Alexandria Ocasio-Cortez’s ‘Green New Deal’ Is Neither ‘New’ Nor ‘Green’ — It’s Just Socialist

Alexandria Ocasio-Cortez’s ‘Green New Deal’ Is Neither ‘New’ Nor ‘Green’ — It’s Just Socialist. By Joel Pollack.

Rep.-elect Alexandria Ocasio-Cortez (D-NY) has championed the “Green New Deal,” an idea rapidly gaining traction in Democratic Party circles.

The “democratic socialist” from New York has pushed for the policy in alarmist terms: “People are going to die,” she says, unless it becomes law. Or perhaps “Americans are dying” already. Either way, we face “cataclysmic climate disaster” unless Congress can “plan and implement a Green New Deal” in ten years.

But the “Green New Deal” has little to do with the environment. It is the latest incarnation of a “red-green” strategy, developed decades ago, which seeks to achieve socialist economic policy through the ruse of environmental crisis. …

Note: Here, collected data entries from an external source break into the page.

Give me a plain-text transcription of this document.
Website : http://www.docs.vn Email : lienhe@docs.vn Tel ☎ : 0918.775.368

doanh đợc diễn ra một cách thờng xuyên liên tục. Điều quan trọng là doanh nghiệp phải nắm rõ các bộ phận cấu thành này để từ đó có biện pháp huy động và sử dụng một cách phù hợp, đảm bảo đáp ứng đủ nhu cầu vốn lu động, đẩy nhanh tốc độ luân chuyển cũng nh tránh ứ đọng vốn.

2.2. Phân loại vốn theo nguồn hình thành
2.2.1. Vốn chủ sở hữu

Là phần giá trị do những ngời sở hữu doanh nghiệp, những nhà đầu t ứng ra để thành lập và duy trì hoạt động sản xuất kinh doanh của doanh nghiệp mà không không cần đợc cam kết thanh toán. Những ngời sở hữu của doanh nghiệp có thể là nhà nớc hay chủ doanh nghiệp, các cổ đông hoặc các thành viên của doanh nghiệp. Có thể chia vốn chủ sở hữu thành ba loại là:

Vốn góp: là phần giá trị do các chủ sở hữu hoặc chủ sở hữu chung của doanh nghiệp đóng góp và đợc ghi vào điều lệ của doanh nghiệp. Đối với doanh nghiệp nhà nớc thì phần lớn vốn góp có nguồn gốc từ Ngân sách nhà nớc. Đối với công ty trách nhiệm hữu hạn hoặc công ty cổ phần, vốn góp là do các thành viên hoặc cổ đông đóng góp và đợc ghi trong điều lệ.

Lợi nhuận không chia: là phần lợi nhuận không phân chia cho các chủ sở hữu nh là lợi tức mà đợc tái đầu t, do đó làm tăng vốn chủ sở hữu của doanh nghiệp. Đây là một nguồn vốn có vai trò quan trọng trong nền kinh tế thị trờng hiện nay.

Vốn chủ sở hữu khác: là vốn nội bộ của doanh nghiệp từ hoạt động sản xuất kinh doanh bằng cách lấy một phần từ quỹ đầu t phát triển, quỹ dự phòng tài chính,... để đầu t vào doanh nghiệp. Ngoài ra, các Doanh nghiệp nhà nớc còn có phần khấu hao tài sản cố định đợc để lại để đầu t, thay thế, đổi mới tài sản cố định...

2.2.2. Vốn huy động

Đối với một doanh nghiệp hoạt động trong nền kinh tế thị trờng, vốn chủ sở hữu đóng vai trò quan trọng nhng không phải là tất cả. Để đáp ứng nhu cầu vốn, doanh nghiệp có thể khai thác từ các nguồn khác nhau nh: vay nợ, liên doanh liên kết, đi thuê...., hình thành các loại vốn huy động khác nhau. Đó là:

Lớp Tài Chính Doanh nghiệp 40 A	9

The main demand: a shift to 100% renewable energy sources by 2030. The promise, as with Van Jones in 2008, is that the shift will create massive numbers of new working-class jobs. …

The “Select Committee” Ocasio-Cortez is demanding would draft legislation to achieve the “Green New Deal.” Along with 100% renewables, her plan also calls for “upgrading every residential and industrial building for state-of-the-art energy efficiency, comfort and safety”; and “funding massive investment in the drawdown and capture of greenhouse gases.”

By any measure, Ocasio-Cortez is calling for huge government intervention in the economy.

This is the modern version of Keynesian stimulus by useless activities. The classical standard is employing people to dig holes and others to fill them in.

It’s just the broken window fallacy in new clothes. No, breaking windows does not stimulate overall economic activity, even though it causes more work for glass manufacturers and glaziers. It merely transfers expenditure from something else to repairing windows, from useful activity to unnecessary activity. Breaking windows does not stimulate the economy, it just wastes time and money and thereby weakens the economy.

Spending our resources on expensive energy — renewables work out about three to ten times more expensive than coal and nuclear — just makes society and people poorer. Resources are wasted on unnecessary activities, instead of being spent on furthering human welfare.